The N.W.T. health department says it's at a net-zero waste of the COVID-19 vaccine, nearly a month after inoculations began.

One vial of the Moderna vaccine was wasted in a clinic where they "couldn't find someone to receive a dose" after it was already opened, a spokesperson for the Department of Health and Social Services said. However, he says that was offset due to extra doses in some other vials.

"When we open a vial, we try our best to ensure it is fully used. In some instances we can procure 11 doses from a vial, we usually get 10," Damien Healy explained in an email.

The N.W.T. started vaccinating priority residents on Dec. 31, after receiving the first shipment of 7,200 doses of the Moderna vaccine. Residents who are high-risk, elderly, in long-term care facilities, with chronic diseases, live in remote communities, or are front-line workers are among the priority groups.

Health officials have been travelling to remote communities all month, with the last community vaccine clinic being held this week in Fort Good Hope.

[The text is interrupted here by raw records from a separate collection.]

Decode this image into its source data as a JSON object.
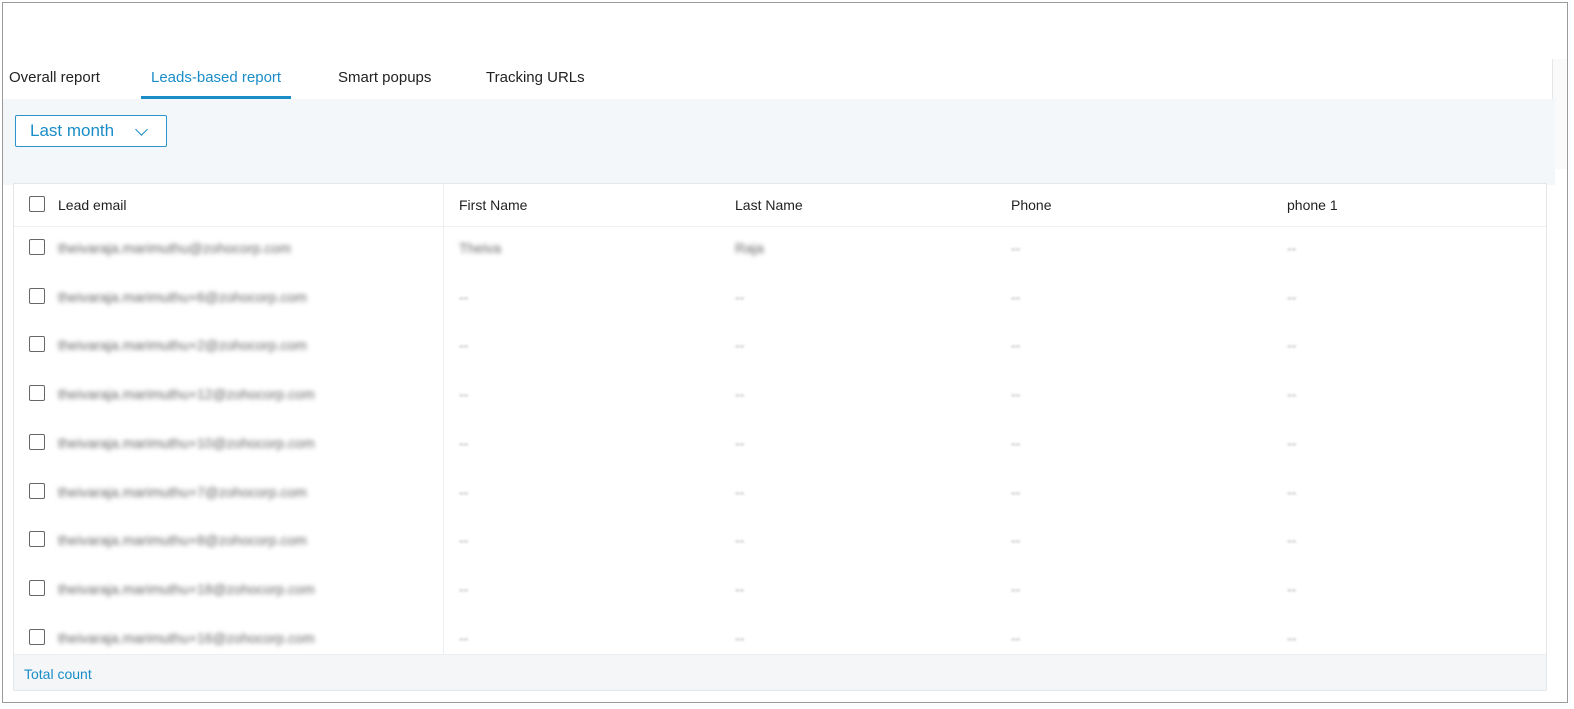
{
  "tabs": [
    {
      "label": "Overall report",
      "active": false
    },
    {
      "label": "Leads-based report",
      "active": true
    },
    {
      "label": "Smart popups",
      "active": false
    },
    {
      "label": "Tracking URLs",
      "active": false
    }
  ],
  "filter": {
    "range_label": "Last month"
  },
  "table": {
    "columns": [
      "Lead email",
      "First Name",
      "Last Name",
      "Phone",
      "phone 1"
    ],
    "rows": [
      {
        "email": "theivaraja.marimuthu@zohocorp.com",
        "first": "Theiva",
        "last": "Raja",
        "phone": "--",
        "phone1": "--"
      },
      {
        "email": "theivaraja.marimuthu+6@zohocorp.com",
        "first": "--",
        "last": "--",
        "phone": "--",
        "phone1": "--"
      },
      {
        "email": "theivaraja.marimuthu+2@zohocorp.com",
        "first": "--",
        "last": "--",
        "phone": "--",
        "phone1": "--"
      },
      {
        "email": "theivaraja.marimuthu+12@zohocorp.com",
        "first": "--",
        "last": "--",
        "phone": "--",
        "phone1": "--"
      },
      {
        "email": "theivaraja.marimuthu+10@zohocorp.com",
        "first": "--",
        "last": "--",
        "phone": "--",
        "phone1": "--"
      },
      {
        "email": "theivaraja.marimuthu+7@zohocorp.com",
        "first": "--",
        "last": "--",
        "phone": "--",
        "phone1": "--"
      },
      {
        "email": "theivaraja.marimuthu+8@zohocorp.com",
        "first": "--",
        "last": "--",
        "phone": "--",
        "phone1": "--"
      },
      {
        "email": "theivaraja.marimuthu+18@zohocorp.com",
        "first": "--",
        "last": "--",
        "phone": "--",
        "phone1": "--"
      },
      {
        "email": "theivaraja.marimuthu+16@zohocorp.com",
        "first": "--",
        "last": "--",
        "phone": "--",
        "phone1": "--"
      }
    ]
  },
  "footer": {
    "total_label": "Total count"
  },
  "colors": {
    "accent": "#1a8dc8",
    "background_band": "#f4f7f9"
  }
}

N.W.T. Department of Health and Social Service
N.W.T. Department of Health and Social Service

Healy said on Tuesday that all the vaccines are tracked and are returned if they're not used in a community, saying as of now, they're sitting at less than 0.01 per cent waste.

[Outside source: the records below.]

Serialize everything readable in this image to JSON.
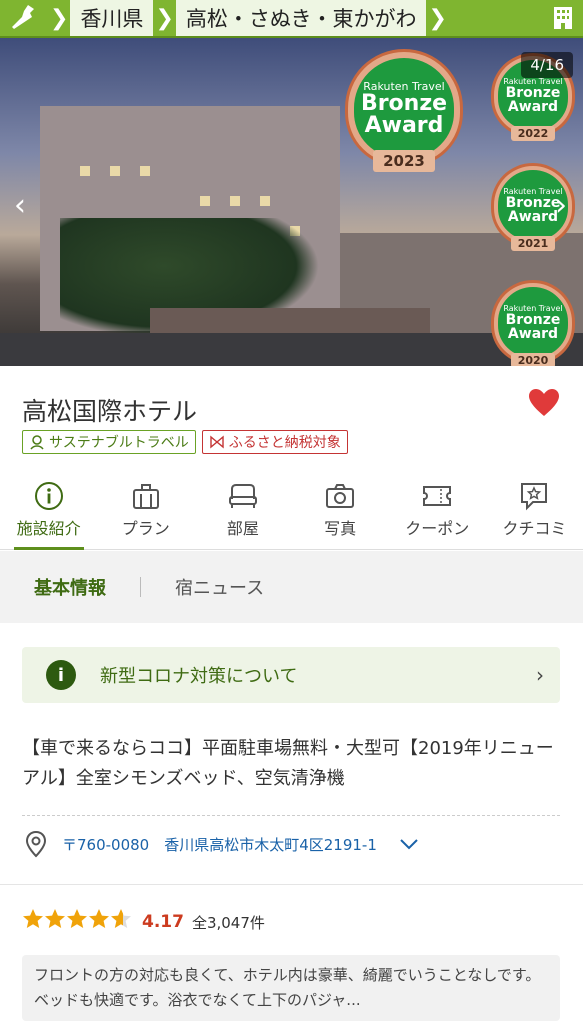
{
  "breadcrumb": {
    "items": [
      "香川県",
      "高松・さぬき・東かがわ"
    ]
  },
  "gallery": {
    "counter": "4/16"
  },
  "awards": [
    {
      "brand": "Rakuten Travel",
      "name": "Bronze Award",
      "year": "2023"
    },
    {
      "brand": "Rakuten Travel",
      "name": "Bronze Award",
      "year": "2022"
    },
    {
      "brand": "Rakuten Travel",
      "name": "Bronze Award",
      "year": "2021"
    },
    {
      "brand": "Rakuten Travel",
      "name": "Bronze Award",
      "year": "2020"
    }
  ],
  "hotel": {
    "name": "高松国際ホテル",
    "sign": "高松国際ホテル"
  },
  "tags": {
    "sustainable": "サステナブルトラベル",
    "furusato": "ふるさと納税対象"
  },
  "tabs": [
    {
      "label": "施設紹介",
      "icon": "info-icon"
    },
    {
      "label": "プラン",
      "icon": "suitcase-icon"
    },
    {
      "label": "部屋",
      "icon": "bed-icon"
    },
    {
      "label": "写真",
      "icon": "camera-icon"
    },
    {
      "label": "クーポン",
      "icon": "ticket-icon"
    },
    {
      "label": "クチコミ",
      "icon": "review-icon"
    }
  ],
  "subtabs": {
    "basic": "基本情報",
    "news": "宿ニュース"
  },
  "corona": {
    "label": "新型コロナ対策について"
  },
  "catchcopy": "【車で来るならココ】平面駐車場無料・大型可【2019年リニューアル】全室シモンズベッド、空気清浄機",
  "address": {
    "text": "〒760-0080　香川県高松市木太町4区2191-1"
  },
  "rating": {
    "score": "4.17",
    "stars": 4.17,
    "count": "全3,047件"
  },
  "review": {
    "text": "フロントの方の対応も良くて、ホテル内は豪華、綺麗でいうことなしです。ベッドも快適です。浴衣でなくて上下のパジャ..."
  },
  "colors": {
    "brand_green": "#7fb530",
    "active_green": "#3f6b13",
    "heart_red": "#e03a3a",
    "score_red": "#cc3b1f",
    "link_blue": "#1a62a8"
  }
}
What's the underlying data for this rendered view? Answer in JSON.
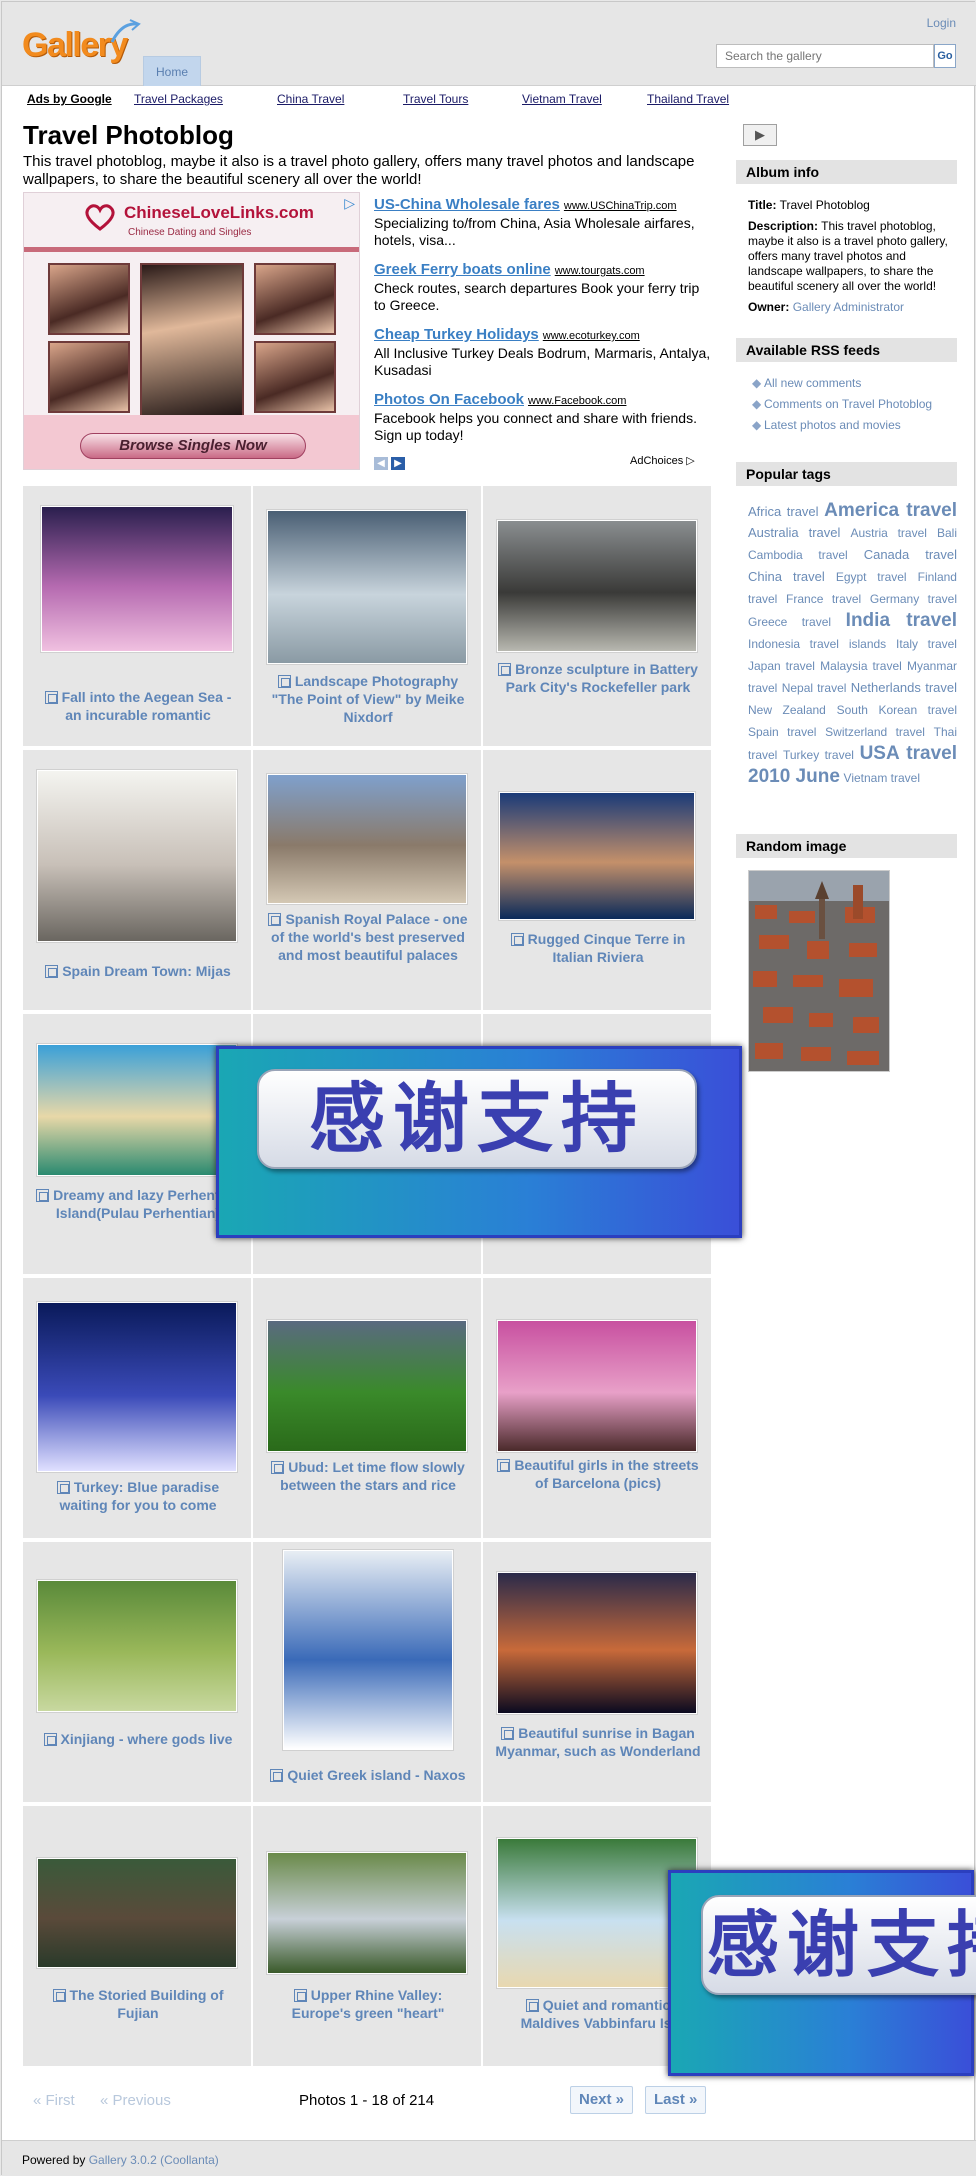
{
  "header": {
    "logo": "Gallery",
    "nav_home": "Home",
    "login": "Login",
    "search_placeholder": "Search the gallery",
    "search_button": "Go"
  },
  "adlinks": {
    "label": "Ads by Google",
    "links": [
      "Travel Packages",
      "China Travel",
      "Travel Tours",
      "Vietnam Travel",
      "Thailand Travel"
    ]
  },
  "main": {
    "title": "Travel Photoblog",
    "description": "This travel photoblog, maybe it also is a travel photo gallery, offers many travel photos and landscape wallpapers, to share the beautiful scenery all over the world!"
  },
  "ad": {
    "banner_brand": "ChineseLoveLinks.com",
    "banner_sub": "Chinese Dating and Singles",
    "banner_button": "Browse Singles Now",
    "items": [
      {
        "title": "US-China Wholesale fares",
        "url": "www.USChinaTrip.com",
        "body": "Specializing to/from China, Asia Wholesale airfares, hotels, visa..."
      },
      {
        "title": "Greek Ferry boats online",
        "url": "www.tourgats.com",
        "body": "Check routes, search departures Book your ferry trip to Greece."
      },
      {
        "title": "Cheap Turkey Holidays",
        "url": "www.ecoturkey.com",
        "body": "All Inclusive Turkey Deals Bodrum, Marmaris, Antalya, Kusadasi"
      },
      {
        "title": "Photos On Facebook",
        "url": "www.Facebook.com",
        "body": "Facebook helps you connect and share with friends. Sign up today!"
      }
    ],
    "adchoices": "AdChoices"
  },
  "photos": [
    {
      "caption": "Fall into the Aegean Sea - an incurable romantic"
    },
    {
      "caption": "Landscape Photography \"The Point of View\" by Meike Nixdorf"
    },
    {
      "caption": "Bronze sculpture in Battery Park City's Rockefeller park"
    },
    {
      "caption": "Spain Dream Town: Mijas"
    },
    {
      "caption": "Spanish Royal Palace - one of the world's best preserved and most beautiful palaces"
    },
    {
      "caption": "Rugged Cinque Terre in Italian Riviera"
    },
    {
      "caption": "Dreamy and lazy Perhentian Island(Pulau Perhentian)"
    },
    {
      "caption": ""
    },
    {
      "caption": ""
    },
    {
      "caption": "Turkey: Blue paradise waiting for you to come"
    },
    {
      "caption": "Ubud: Let time flow slowly between the stars and rice"
    },
    {
      "caption": "Beautiful girls in the streets of Barcelona (pics)"
    },
    {
      "caption": "Xinjiang - where gods live"
    },
    {
      "caption": "Quiet Greek island - Naxos"
    },
    {
      "caption": "Beautiful sunrise in Bagan Myanmar, such as Wonderland"
    },
    {
      "caption": "The Storied Building of Fujian"
    },
    {
      "caption": "Upper Rhine Valley: Europe's green \"heart\""
    },
    {
      "caption": "Quiet and romantic Maldives Vabbinfaru Isl"
    }
  ],
  "pager": {
    "first": "« First",
    "previous": "« Previous",
    "info": "Photos 1 - 18 of 214",
    "next": "Next »",
    "last": "Last »"
  },
  "footer": {
    "powered_by": "Powered by",
    "link": "Gallery 3.0.2 (Coollanta)"
  },
  "sidebar": {
    "album_info_title": "Album info",
    "title_label": "Title:",
    "title_value": "Travel Photoblog",
    "desc_label": "Description:",
    "desc_value": "This travel photoblog, maybe it also is a travel photo gallery, offers many travel photos and landscape wallpapers, to share the beautiful scenery all over the world!",
    "owner_label": "Owner:",
    "owner_value": "Gallery Administrator",
    "rss_title": "Available RSS feeds",
    "rss": [
      "All new comments",
      "Comments on Travel Photoblog",
      "Latest photos and movies"
    ],
    "tags_title": "Popular tags",
    "tags": [
      {
        "t": "Africa travel",
        "s": 1
      },
      {
        "t": "America travel",
        "s": 3
      },
      {
        "t": "Australia travel",
        "s": 1
      },
      {
        "t": "Austria travel",
        "s": 0
      },
      {
        "t": "Bali",
        "s": 0
      },
      {
        "t": "Cambodia travel",
        "s": 0
      },
      {
        "t": "Canada travel",
        "s": 1
      },
      {
        "t": "China travel",
        "s": 1
      },
      {
        "t": "Egypt travel",
        "s": 0
      },
      {
        "t": "Finland travel",
        "s": 0
      },
      {
        "t": "France travel",
        "s": 0
      },
      {
        "t": "Germany travel",
        "s": 0
      },
      {
        "t": "Greece travel",
        "s": 0
      },
      {
        "t": "India travel",
        "s": 3
      },
      {
        "t": "Indonesia travel",
        "s": 0
      },
      {
        "t": "islands",
        "s": 0
      },
      {
        "t": "Italy travel",
        "s": 0
      },
      {
        "t": "Japan travel",
        "s": 0
      },
      {
        "t": "Malaysia travel",
        "s": 0
      },
      {
        "t": "Myanmar travel",
        "s": 0
      },
      {
        "t": "Nepal travel",
        "s": 0
      },
      {
        "t": "Netherlands travel",
        "s": 1
      },
      {
        "t": "New Zealand",
        "s": 0
      },
      {
        "t": "South Korean travel",
        "s": 0
      },
      {
        "t": "Spain travel",
        "s": 0
      },
      {
        "t": "Switzerland travel",
        "s": 0
      },
      {
        "t": "Thai travel",
        "s": 0
      },
      {
        "t": "Turkey travel",
        "s": 0
      },
      {
        "t": "USA travel",
        "s": 3
      },
      {
        "t": "2010 June",
        "s": 3
      },
      {
        "t": "Vietnam travel",
        "s": 0
      }
    ],
    "random_title": "Random image"
  },
  "overlay": {
    "text": "感谢支持",
    "text_partial": "感谢支持"
  },
  "colors": {
    "link": "#6b8cb7",
    "header_bg": "#e6e6e6",
    "cell_bg": "#e6e6e6",
    "logo": "#f28b1e",
    "overlay_border": "#2b3fbf"
  }
}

"We are very pleased with our roll-out efforts to date. Community champions, including chiefs, elders and nurses in the community have risen to the task. We are on track," said Damien Healy in an email.

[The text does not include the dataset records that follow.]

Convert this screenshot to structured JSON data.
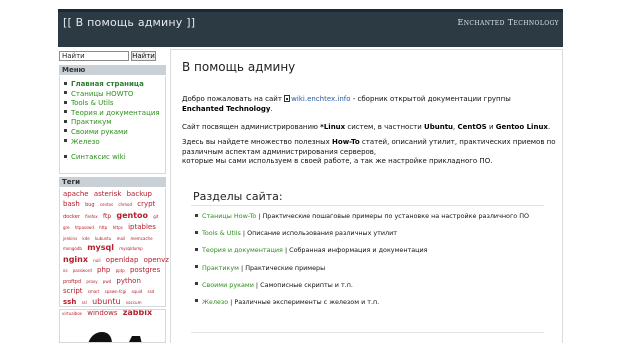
{
  "header": {
    "title": "[[ В помощь админу ]]",
    "brand": "Enchanted Technology"
  },
  "search": {
    "value": "Найти",
    "button": "Найти"
  },
  "sidebar": {
    "menu_title": "Меню",
    "menu_items": [
      {
        "label": "Главная страница"
      },
      {
        "label": "Станицы HOWTO"
      },
      {
        "label": "Tools & Utils"
      },
      {
        "label": "Теория и документация"
      },
      {
        "label": "Практикум"
      },
      {
        "label": "Своими руками"
      },
      {
        "label": "Железо"
      },
      {
        "label": "Синтаксис wiki"
      }
    ],
    "tags_title": "Теги",
    "tags": [
      "apache",
      "asterisk",
      "backup",
      "bash",
      "bug",
      "centos",
      "chmod",
      "crypt",
      "docker",
      "firefox",
      "ftp",
      "gentoo",
      "git",
      "gre",
      "htpasswd",
      "http",
      "https",
      "iptables",
      "jenkins",
      "kde",
      "kubuntu",
      "mail",
      "memcache",
      "mongodb",
      "mysql",
      "mysqldump",
      "nginx",
      "null",
      "openldap",
      "openvz",
      "os",
      "password",
      "php",
      "pptp",
      "postgres",
      "proftpd",
      "proxy",
      "pwd",
      "python",
      "script",
      "smart",
      "spawn-fcgi",
      "squid",
      "ssd",
      "ssh",
      "ssl",
      "ubuntu",
      "vaccum",
      "virtualbox",
      "windows",
      "zabbix"
    ]
  },
  "main": {
    "heading": "В помощь админу",
    "intro": {
      "welcome": "Добро пожаловать на сайт",
      "site_link": "wiki.enchtex.info",
      "after_link": " - сборник открытой документации группы ",
      "group": "Enchanted Technology",
      "end": "."
    },
    "para2": {
      "before": "Сайт посвящен администрированию ",
      "linux": "*Linux",
      "middle": " систем, в частности ",
      "ubuntu": "Ubuntu",
      "comma1": ", ",
      "centos": "CentOS",
      "and": " и ",
      "gentoo": "Gentoo Linux",
      "end": "."
    },
    "para3": {
      "before": "Здесь вы найдете множество полезных ",
      "howto": "How-To",
      "after": " статей, описаний утилит, практических приемов по различным аспектам администрирования серверов,",
      "line2": "которые мы сами используем в своей работе, а так же настройке прикладного ПО."
    },
    "sections_heading": "Разделы сайта:",
    "sections": [
      {
        "link": "Станицы How-To",
        "desc": " | Практические пошаговые примеры по установке на настройке различного ПО"
      },
      {
        "link": "Tools & Utils",
        "desc": " | Описание использования различных утилит"
      },
      {
        "link": "Теория и документация",
        "desc": " | Собранная информация и документация"
      },
      {
        "link": "Практикум",
        "desc": " | Практические примеры"
      },
      {
        "link": "Своими руками",
        "desc": " | Самописные скрипты и т.п."
      },
      {
        "link": "Железо",
        "desc": " | Различные эксперименты с железом и т.п."
      }
    ]
  },
  "colors": {
    "header_bg": "#2c3a44",
    "link_green": "#2f8f1f",
    "tag_red": "#b5202c",
    "box_title_bg": "#c9d1d6"
  }
}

When asked about any hesitancy among residents to take the vaccine, Healy said the department is "always open to discuss" concerns.

"It's important for residents to seek out their own information and conduct their own research from trusted sources."

N.W.T. Health and Social Service Authority
N.W.T. Health and Social Service Authority

The government is aiming to have 75 per cent of the territory's adult population vaccinated by the end of March, expecting to receive 51,000 doses by then. Healy said they are still on track for that to happen.

Healy said the non-priority eligible population can expect their first dose in March. The Moderna vaccine requires a second dose approximately one month after the first.

There are currently six active cases of COVID-19 in the N.W.T. A cluster of cases was detected in Fort Liard, and the community is under a containment order to prevent further spread.

Starting Tuesday, the department opened up additional appointments between Jan. 26 to 28 at the Multiplex DND Gym for Yellowknife residents over the age of 60, and anyone who is at a higher risk of exposure to COVID-19 and at high-risk of severe disease.